Ellicott City Plein Air continued:
"Greens for Lunch"
Saturday morning was the Quick Draw competition. We all (62 artists) got two hours to complete a painting, then we all gathered for an immediate judging and prizes. I decided to paint the festive umbrellas outside the little cafes. It was a fabulous sunny morning, I had a nice shady spot, a large iced coffee, and a big macaroon dipped in chocolate to inspire me. I wasn't worried about the time constraints, since I was using pastels. Life was good! After the closing buzzer, we all packed up and took our entries to be juried. I was quite surprised to see most of the juried artists had already framed their pieces! Next year. There was a big crowd, and a number of pieces were sold in the first 20 minutes, including mine. There were some very good artist there.
Then, much to my astonishment, I won first prize! The judge said he liked it because it was so happy and friendly. The nice lady who bought it was even more pleased than I was.

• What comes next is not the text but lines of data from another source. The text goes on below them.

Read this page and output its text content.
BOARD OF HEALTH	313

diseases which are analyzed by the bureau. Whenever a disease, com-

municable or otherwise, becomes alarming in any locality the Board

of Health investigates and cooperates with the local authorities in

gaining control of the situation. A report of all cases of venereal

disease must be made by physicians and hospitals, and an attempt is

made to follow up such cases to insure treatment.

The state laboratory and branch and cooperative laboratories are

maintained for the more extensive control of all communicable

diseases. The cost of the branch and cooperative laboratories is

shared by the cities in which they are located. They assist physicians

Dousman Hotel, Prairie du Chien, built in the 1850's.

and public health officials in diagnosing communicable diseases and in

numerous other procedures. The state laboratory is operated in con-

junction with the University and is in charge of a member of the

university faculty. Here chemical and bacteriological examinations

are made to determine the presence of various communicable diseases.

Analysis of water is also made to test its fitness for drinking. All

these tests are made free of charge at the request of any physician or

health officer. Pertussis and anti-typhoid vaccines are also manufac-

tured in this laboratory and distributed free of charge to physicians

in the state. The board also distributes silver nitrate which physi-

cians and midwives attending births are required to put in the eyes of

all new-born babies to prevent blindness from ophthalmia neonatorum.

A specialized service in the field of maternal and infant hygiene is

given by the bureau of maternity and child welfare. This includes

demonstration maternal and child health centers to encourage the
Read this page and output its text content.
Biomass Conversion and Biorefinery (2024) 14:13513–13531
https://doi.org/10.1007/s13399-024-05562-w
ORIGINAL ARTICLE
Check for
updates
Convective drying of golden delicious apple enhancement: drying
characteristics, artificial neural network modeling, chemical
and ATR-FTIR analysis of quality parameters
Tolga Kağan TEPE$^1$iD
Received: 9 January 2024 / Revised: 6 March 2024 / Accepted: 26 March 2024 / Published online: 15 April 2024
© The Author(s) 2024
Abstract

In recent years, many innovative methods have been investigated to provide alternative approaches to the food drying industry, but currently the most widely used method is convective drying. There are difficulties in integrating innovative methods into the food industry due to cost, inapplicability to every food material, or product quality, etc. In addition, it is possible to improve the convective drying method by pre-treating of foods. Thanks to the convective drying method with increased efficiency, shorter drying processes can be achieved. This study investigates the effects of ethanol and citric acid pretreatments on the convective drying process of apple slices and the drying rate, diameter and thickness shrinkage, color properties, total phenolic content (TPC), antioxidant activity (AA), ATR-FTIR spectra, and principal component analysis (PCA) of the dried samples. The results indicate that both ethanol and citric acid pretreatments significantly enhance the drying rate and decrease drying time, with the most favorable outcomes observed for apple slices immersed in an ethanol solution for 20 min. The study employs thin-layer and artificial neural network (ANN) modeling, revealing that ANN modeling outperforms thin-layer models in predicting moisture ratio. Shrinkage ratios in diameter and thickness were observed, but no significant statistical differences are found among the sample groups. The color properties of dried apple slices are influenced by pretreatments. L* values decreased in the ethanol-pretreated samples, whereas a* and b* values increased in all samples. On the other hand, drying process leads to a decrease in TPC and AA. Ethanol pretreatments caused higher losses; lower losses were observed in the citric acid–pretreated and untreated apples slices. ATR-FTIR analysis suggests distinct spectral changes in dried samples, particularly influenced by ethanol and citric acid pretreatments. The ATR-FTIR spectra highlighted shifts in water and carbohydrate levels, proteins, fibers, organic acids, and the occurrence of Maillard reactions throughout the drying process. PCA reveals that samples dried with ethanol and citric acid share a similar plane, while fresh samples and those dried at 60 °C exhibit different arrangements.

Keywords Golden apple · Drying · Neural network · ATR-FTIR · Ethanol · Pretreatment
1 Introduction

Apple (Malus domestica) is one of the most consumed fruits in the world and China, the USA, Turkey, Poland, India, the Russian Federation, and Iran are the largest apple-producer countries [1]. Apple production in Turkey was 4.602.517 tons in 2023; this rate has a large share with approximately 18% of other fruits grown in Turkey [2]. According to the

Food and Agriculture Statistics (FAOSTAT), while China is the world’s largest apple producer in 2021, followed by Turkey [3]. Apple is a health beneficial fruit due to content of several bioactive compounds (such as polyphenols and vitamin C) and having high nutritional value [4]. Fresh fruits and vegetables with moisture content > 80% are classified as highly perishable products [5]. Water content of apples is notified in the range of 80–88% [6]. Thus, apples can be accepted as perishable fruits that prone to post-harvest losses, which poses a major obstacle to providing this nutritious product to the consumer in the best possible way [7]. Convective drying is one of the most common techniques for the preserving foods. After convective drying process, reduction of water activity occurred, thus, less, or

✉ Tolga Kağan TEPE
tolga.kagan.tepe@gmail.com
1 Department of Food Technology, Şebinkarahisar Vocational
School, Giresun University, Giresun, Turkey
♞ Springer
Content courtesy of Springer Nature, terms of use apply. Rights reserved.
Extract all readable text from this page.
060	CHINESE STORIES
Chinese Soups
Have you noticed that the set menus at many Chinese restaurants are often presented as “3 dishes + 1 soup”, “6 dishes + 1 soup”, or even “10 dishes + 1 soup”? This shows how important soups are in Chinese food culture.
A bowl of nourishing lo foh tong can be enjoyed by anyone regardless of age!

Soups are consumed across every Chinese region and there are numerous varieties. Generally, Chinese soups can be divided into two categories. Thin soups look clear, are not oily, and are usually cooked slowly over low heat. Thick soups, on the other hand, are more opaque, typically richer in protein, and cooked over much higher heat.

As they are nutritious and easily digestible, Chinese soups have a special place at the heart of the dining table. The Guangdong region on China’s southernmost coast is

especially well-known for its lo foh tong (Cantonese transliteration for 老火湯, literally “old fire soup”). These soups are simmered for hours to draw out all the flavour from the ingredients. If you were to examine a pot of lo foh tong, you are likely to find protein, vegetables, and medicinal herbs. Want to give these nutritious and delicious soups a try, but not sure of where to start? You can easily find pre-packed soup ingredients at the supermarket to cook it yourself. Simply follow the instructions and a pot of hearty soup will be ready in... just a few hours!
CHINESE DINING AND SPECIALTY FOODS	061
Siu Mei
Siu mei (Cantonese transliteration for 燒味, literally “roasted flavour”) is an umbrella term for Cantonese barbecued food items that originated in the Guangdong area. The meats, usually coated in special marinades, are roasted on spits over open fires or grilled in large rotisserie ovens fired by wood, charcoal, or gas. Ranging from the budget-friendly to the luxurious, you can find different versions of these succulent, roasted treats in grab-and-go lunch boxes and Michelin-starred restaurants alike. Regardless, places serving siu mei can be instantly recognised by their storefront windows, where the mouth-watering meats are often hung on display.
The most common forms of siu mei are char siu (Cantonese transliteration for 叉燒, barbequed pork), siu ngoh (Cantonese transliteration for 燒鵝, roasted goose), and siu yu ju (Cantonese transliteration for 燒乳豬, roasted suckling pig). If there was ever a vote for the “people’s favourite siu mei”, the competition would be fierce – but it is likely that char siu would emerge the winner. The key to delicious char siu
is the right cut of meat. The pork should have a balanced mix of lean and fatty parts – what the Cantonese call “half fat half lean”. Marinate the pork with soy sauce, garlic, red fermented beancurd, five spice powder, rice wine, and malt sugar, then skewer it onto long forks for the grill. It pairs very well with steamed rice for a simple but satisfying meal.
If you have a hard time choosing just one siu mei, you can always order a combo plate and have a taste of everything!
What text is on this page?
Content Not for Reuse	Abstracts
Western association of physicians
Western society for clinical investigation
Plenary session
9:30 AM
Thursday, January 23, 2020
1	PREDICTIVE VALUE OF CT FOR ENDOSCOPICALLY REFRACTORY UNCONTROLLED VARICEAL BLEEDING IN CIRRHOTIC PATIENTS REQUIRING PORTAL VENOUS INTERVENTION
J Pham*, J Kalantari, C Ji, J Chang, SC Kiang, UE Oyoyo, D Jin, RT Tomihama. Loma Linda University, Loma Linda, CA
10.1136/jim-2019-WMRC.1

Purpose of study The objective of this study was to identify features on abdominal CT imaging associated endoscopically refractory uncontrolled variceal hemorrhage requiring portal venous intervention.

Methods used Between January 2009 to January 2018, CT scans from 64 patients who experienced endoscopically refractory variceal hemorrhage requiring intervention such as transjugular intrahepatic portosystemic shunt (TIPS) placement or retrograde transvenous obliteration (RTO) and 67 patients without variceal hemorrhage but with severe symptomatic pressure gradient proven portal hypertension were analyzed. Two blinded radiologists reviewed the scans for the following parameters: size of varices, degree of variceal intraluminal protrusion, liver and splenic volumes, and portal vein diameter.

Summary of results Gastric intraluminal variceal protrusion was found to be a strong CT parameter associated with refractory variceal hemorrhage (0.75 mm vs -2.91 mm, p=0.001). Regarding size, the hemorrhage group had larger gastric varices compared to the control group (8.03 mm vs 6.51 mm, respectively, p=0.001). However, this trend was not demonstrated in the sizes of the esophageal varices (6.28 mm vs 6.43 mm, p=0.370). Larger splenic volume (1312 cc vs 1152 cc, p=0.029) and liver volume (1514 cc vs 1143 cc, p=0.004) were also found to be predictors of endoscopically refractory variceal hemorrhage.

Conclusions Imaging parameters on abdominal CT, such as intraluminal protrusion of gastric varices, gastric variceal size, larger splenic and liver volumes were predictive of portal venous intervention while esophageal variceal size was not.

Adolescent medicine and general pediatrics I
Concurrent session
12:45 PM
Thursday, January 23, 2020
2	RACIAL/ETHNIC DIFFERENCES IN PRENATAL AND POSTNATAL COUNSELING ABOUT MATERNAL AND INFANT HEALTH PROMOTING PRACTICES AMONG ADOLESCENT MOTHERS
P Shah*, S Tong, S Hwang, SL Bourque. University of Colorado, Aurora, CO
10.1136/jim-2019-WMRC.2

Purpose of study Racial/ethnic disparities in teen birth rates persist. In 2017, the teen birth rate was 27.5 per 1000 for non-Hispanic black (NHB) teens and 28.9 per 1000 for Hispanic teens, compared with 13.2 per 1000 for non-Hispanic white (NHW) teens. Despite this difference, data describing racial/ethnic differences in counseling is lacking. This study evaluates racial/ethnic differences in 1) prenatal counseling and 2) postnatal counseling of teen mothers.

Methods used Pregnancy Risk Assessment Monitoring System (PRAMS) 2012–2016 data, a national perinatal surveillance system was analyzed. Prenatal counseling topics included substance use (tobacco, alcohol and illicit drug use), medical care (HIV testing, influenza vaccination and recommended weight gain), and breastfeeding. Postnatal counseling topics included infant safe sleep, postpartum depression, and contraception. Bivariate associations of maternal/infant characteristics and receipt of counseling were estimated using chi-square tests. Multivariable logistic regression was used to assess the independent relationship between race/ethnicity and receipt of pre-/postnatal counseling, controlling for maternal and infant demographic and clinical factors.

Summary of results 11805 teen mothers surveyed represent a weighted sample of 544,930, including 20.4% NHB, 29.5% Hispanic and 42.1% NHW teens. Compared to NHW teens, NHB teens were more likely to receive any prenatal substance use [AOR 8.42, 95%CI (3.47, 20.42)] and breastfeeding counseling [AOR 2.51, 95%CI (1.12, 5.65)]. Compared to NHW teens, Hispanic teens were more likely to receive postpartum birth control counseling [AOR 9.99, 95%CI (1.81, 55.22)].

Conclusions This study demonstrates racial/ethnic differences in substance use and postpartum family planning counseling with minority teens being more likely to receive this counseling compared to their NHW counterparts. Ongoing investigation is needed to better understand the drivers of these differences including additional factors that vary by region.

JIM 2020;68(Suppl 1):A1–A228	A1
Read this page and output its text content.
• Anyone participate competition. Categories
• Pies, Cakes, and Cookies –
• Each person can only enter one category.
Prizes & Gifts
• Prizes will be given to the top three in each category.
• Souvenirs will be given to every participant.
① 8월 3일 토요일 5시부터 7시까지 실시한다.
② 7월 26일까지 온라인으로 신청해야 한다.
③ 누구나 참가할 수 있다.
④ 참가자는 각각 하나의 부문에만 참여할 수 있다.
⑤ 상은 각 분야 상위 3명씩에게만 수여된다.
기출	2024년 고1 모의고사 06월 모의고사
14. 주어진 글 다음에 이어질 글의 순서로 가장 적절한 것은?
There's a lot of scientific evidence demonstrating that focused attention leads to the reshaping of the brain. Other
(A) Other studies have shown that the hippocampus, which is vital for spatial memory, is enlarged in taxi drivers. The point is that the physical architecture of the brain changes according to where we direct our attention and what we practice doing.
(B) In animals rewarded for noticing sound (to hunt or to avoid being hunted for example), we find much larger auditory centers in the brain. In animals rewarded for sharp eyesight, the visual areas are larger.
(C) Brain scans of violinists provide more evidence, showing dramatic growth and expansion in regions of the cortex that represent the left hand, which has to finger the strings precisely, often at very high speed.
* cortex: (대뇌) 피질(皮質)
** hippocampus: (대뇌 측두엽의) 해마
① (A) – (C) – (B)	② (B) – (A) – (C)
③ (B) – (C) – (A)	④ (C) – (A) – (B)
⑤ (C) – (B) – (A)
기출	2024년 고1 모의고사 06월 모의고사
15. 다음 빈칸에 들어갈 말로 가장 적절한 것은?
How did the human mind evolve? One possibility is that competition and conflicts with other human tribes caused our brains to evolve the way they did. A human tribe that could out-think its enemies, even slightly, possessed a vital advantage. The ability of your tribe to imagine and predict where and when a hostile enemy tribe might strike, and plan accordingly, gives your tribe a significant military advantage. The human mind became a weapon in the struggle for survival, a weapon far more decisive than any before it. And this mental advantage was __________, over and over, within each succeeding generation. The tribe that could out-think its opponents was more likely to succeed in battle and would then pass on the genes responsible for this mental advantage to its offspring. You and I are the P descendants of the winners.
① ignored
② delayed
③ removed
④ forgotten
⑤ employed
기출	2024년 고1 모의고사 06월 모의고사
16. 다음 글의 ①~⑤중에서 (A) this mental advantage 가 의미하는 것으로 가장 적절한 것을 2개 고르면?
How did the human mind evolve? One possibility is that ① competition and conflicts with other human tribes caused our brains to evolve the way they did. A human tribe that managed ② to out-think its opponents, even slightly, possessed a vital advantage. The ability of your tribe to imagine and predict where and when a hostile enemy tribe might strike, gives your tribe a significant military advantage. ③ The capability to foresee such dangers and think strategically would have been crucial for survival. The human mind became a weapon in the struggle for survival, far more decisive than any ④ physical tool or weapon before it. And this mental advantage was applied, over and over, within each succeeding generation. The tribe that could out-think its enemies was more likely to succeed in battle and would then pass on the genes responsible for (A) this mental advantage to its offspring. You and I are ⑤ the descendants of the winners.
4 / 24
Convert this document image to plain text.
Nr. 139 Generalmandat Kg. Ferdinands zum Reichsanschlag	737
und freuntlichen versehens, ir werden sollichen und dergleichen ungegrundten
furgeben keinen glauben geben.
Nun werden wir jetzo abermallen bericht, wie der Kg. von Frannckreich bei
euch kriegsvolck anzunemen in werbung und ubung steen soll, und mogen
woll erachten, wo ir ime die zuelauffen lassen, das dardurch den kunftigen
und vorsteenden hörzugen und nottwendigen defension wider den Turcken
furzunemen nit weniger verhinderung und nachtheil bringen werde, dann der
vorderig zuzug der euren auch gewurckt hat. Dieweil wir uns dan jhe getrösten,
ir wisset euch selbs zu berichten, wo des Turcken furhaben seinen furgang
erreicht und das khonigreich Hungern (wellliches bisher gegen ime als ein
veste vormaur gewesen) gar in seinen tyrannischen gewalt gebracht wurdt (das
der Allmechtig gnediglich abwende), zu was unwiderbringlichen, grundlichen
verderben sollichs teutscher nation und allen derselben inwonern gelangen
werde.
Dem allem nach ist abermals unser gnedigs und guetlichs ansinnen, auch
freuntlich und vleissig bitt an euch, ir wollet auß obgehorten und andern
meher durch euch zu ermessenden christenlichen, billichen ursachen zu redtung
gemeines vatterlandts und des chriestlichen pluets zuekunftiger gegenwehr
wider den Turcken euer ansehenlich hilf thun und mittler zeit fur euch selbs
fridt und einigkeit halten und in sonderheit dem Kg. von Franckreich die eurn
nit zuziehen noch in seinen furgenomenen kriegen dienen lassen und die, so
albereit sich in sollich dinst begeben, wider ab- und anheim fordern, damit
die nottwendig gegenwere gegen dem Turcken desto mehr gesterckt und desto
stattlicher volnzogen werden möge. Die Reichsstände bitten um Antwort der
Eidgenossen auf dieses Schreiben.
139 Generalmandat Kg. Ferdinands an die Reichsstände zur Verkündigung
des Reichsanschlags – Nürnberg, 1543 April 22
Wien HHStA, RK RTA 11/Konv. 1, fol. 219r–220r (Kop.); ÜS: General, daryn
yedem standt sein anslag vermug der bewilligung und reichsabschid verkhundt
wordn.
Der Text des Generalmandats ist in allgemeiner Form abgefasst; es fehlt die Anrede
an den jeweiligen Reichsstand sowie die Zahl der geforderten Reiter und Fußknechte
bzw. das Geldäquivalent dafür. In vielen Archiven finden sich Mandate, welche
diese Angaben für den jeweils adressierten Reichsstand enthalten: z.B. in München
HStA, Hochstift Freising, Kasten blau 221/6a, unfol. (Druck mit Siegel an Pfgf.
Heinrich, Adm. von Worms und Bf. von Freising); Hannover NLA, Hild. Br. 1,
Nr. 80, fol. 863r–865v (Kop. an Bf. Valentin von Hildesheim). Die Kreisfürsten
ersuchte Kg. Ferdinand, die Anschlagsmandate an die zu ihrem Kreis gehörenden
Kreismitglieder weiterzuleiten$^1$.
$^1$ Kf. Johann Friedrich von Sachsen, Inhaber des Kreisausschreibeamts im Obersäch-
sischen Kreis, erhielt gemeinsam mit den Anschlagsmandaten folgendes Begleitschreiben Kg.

I'm trying to catch up on some posts...starting with the weekend.
Ellicott City Plein Air competition event
What a wonderful weekend! First of all. the weather, which is usually hideously hot in July, was quite congenial ... blue skies with fluffy white clouds, a nice breeze, not too hot, not too humid, no rain ... perfect for painting outdoors. There were 30 "official" artist that were juried in, with lots of prizes and a month long group exhibition. There were also maybe 60 more "Open Paint" artists, including a few children, who could just come paint at the same time. They got a few prizes, too, and an opening night exhibition. As you wandered around, there were artists scattered all over the place. It was very festive. Most people worked in oils, but there were a number of watercolor artists, three other pastelists, and a smattering of other media (including wood block prints!). We had to get our canvases and paper stamped in the morning.
"Through the Arch"
Friday I did a painting of an old stone arch that is still holding up the train track. A train even came through at one point! I was using an experimental surface, which fought back hard, but it looks good from a distance. I might try that one again next year with a more congenial surface. I was so grateful for the shade, and for my ice water.
"Quick Sketch, Aspens" -
Pastel on Tobacco Brown canson paper, about 6 x 12. This was a class demo, and took about 20 -25 minutes. I love doing landscapes on this brown color, (which has subtle speckles) - It really makes the blues and green sing!
Makes me happy.
The row of colors along the bottom are the various individual pastels that I used.
"Trees of Asilomar",
At ten feet wide, this digital work is one of the largest artworks I've done. I often use the grid structures because I like how each piece is it's own abstract compositions, yet contributes to the whole.
It cooled off a lot yesterday, so I went for a nice long walk. I came upon some giant wooden spools for cable with amazing surfaces and visual themes. I took lots of pictures, but most of them will need much fussing. Here are two that only required moderate transforming.